Elle a levé la tête et a embrassé Rich sur tout mon corps pendant qu’il enlevait le bas de mon bikini en dentelle et le porte-jarretelles désormais inutile. Les doigts de Gaëlle se sont enfoncés davantage, glissant entre mes lèvres et taquinant légèrement mon clitoris. Presque immédiatement, les doigts de Rich ont recommencé à caresser mon intérieur, et pendant tout ce temps, je regardais ces deux charmantes personnes s’embrasser sur moi. J’aurais pu jouir tout de suite, mais elle avait dit qu’elle voulait me regarder. J’ai tenu bon, tant bien que mal.

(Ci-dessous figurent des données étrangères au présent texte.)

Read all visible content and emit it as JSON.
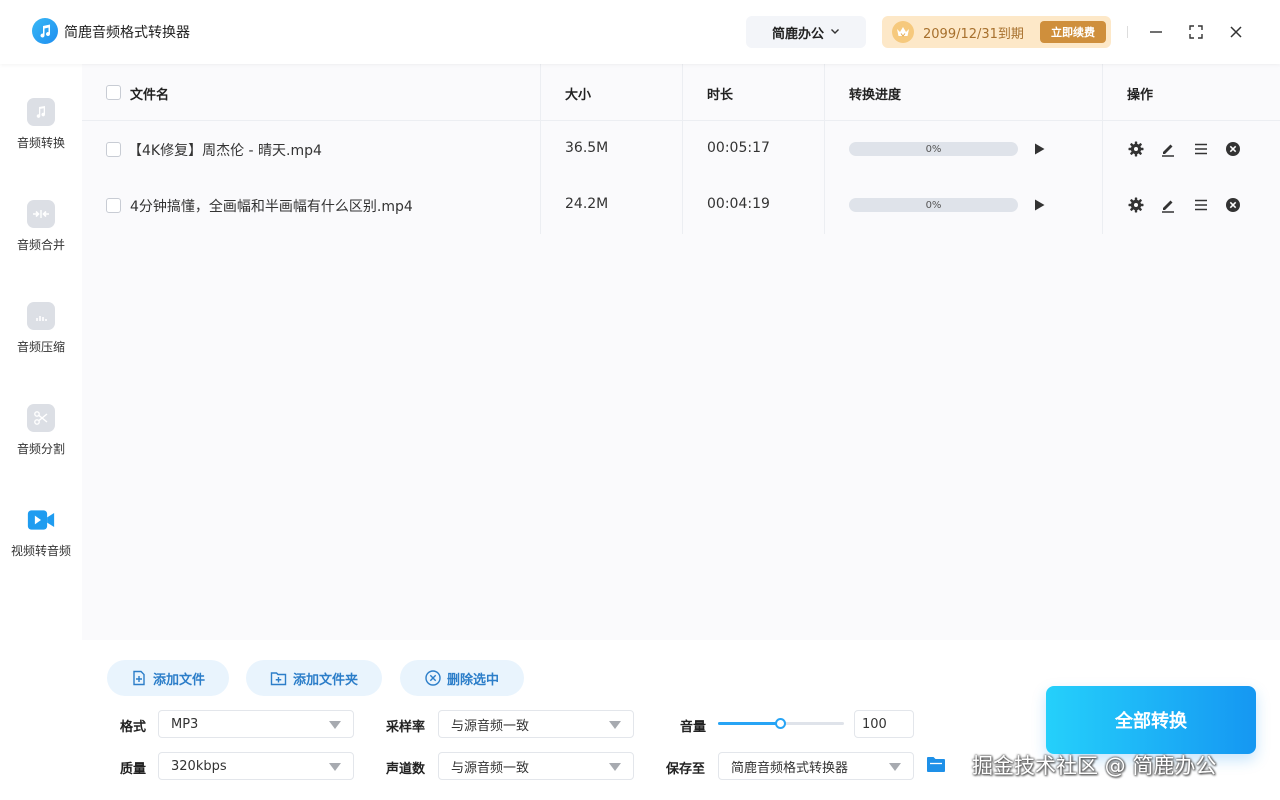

Gaëlle s’est assise en arrière pour avoir une bonne vue pendant qu’elle faisait le tour de mon clitoris avec ses doigts agiles et qu’elle pinçait et taquinait mes tétons avec sa main libre. Rich a mis en place une impulsion motrice, faisant entrer et sortir ses doigts de ma chatte. Je n’aurais pas pu me retenir davantage si je l’avais voulu, et je ne le voulais pas. J’ai senti la chaleur se répandre sur mon visage et mes seins. La tension s’est accumulée derrière mon nombril. Je me suis trémoussée, j’ai gémi, supplié, gémi, soupiré, pleurniché et j’ai adoré chaque instant. Gaëlle a tout absorbé et en a redemandé. Elle a accroché son doigt doucement juste sous mon clito et l’a fait frémir dans des mouvements d’appel. J’ai joui, en me déhanchant et en haletant des mots incompréhensibles.

Quand ils m’ont enfin laissé me détendre, j’étais molle et vidée. Je n’ai pas pu bouger tout de suite, et heureusement, je n’en ai pas eu besoin. La merveilleuse, brillante et perspicace Gaëlle savait que je serais immobilisée et a donc trouvé sa propre façon de se blottir contre moi. Elle s’est mise en boule à côté de moi, sur les genoux de Rich, et a caressé mon ventre jusqu’à ce que mes yeux se recentrent. Quand je les ai ouverts, j’ai vu qu’elle me souriait en face et que Rich me souriait en bas, se léchant les doigts. “Tu ferais mieux de te lever, Amour” a-t-il prévenu, “le bras sur lequel tu es allongé est sur le point de s’endormir”.

“Je me lève”, ai-je promis, “d’une semaine à l’autre”.

“Bien”, a interjeté Gaëlle avec humour, “Parce que c’est mon tour”. Et que je sois damnée si elle n’avait pas l’air de savoir exactement ce qu’elle voulait. Mais c’était Gaëlle. J’aurais dû m’en douter, elle savait peut-être exactement ce qu’elle voulait, mais elle ne voulait pas avoir à le demander. Je me suis étiré en me retirant des bras et des genoux de Rich, ma peau picotant encore. OK, petit malin, ai-je demandé à la voix au fond de ma tête, je suis censé faire ce qu’ils veulent, alors qu’est-ce qu’elle veut, bon sang ?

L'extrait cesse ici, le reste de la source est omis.